Семен Григорьевич вытер свои толстые губы надушенным платком, расстегнул верхнюю пуговицу на косоворотке, глубоко вздохнул, отдуваясь, перед кружкой густого чая, поставленной Дуняшей.
— Если говорить о хлебе прошлогоднего урожая, то ты, Федот Федотыч, скажи спасибо, что со спекулянтами не стакнулся. Одним испугом не отделался бы. Вернее слово.
— Нынче они опять объявились, эти скупщики.
— И нынче, Федот Федотыч, не связывайся. Не глади и божьей благодати я сулил тебе в прошлый раз, а просил, чтобы ты все хлебные излишки продал государству. И нынче говорю то же. Цены тебя не устраивают? Знаю. Невысоки они, верно, но все равно внакладе не будешь. Посуди сам, Федот Федотыч, машины тебе дало государство, земли государственные, хочешь не хочешь торгуй с государством. Ты же сам говоришь, что хочешь быть опорой Советской власти.

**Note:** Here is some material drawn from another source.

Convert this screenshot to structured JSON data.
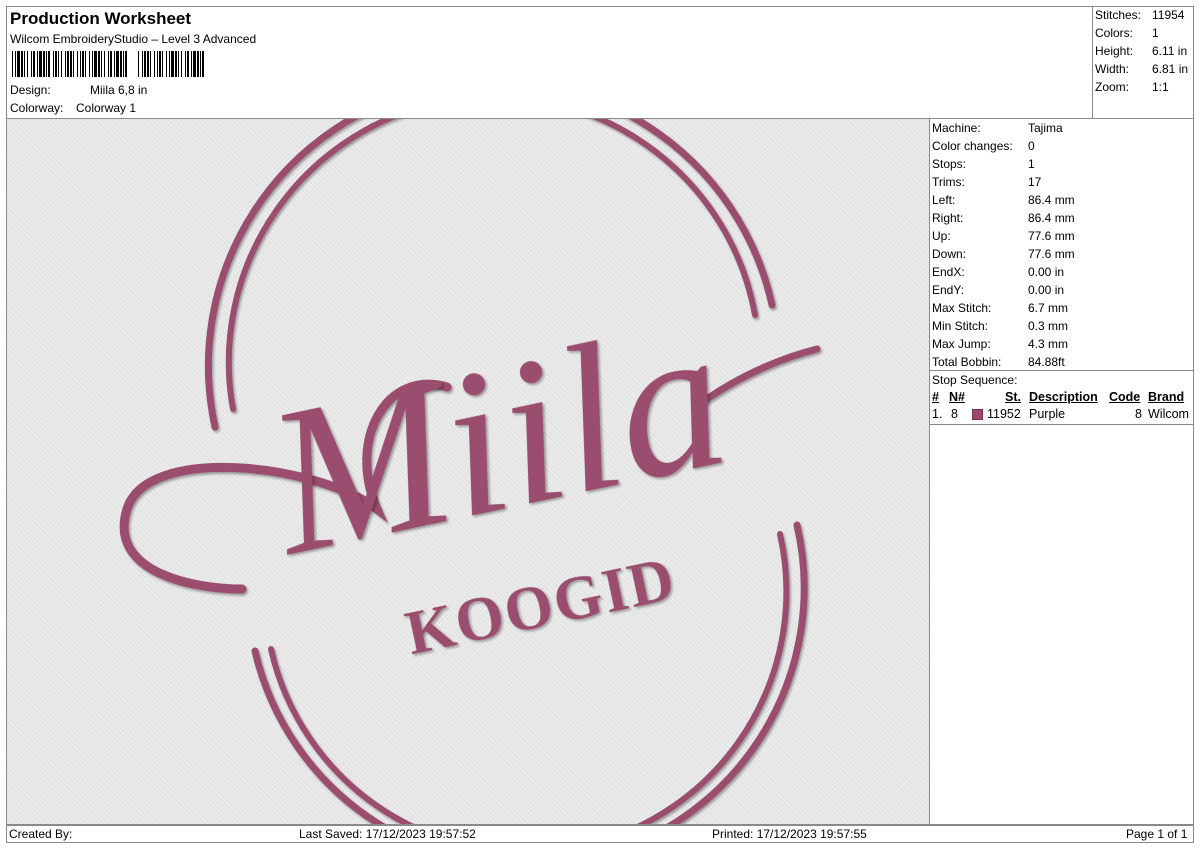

— Я и так опора, голуба Семен Григорьевич. Но товару своему завсегда кладет цену хозяин. Ему, хозяину, виднее, чего стоит, скажем, та же пшеница. Может, мне пуд-то в грош обошелся, а может, в рублевик стал. С заезжей ценой я, голуба Семен Григорьевич, доброго хозяйства на ноги не поставлю.
— С ценами на хлеб, Федот Федотыч, полагаю, государство возьмет жесткий курс, и заготовки пойдут по единой твердой цене. Тут надо без обиды.
— А я не продам. Мне дай мое!
— Кремень ты, однако.
— Труба это, Семен Григорьевич, истинный Христос, — почти всхлипнул Кадушкин, хватаясь за поясницу.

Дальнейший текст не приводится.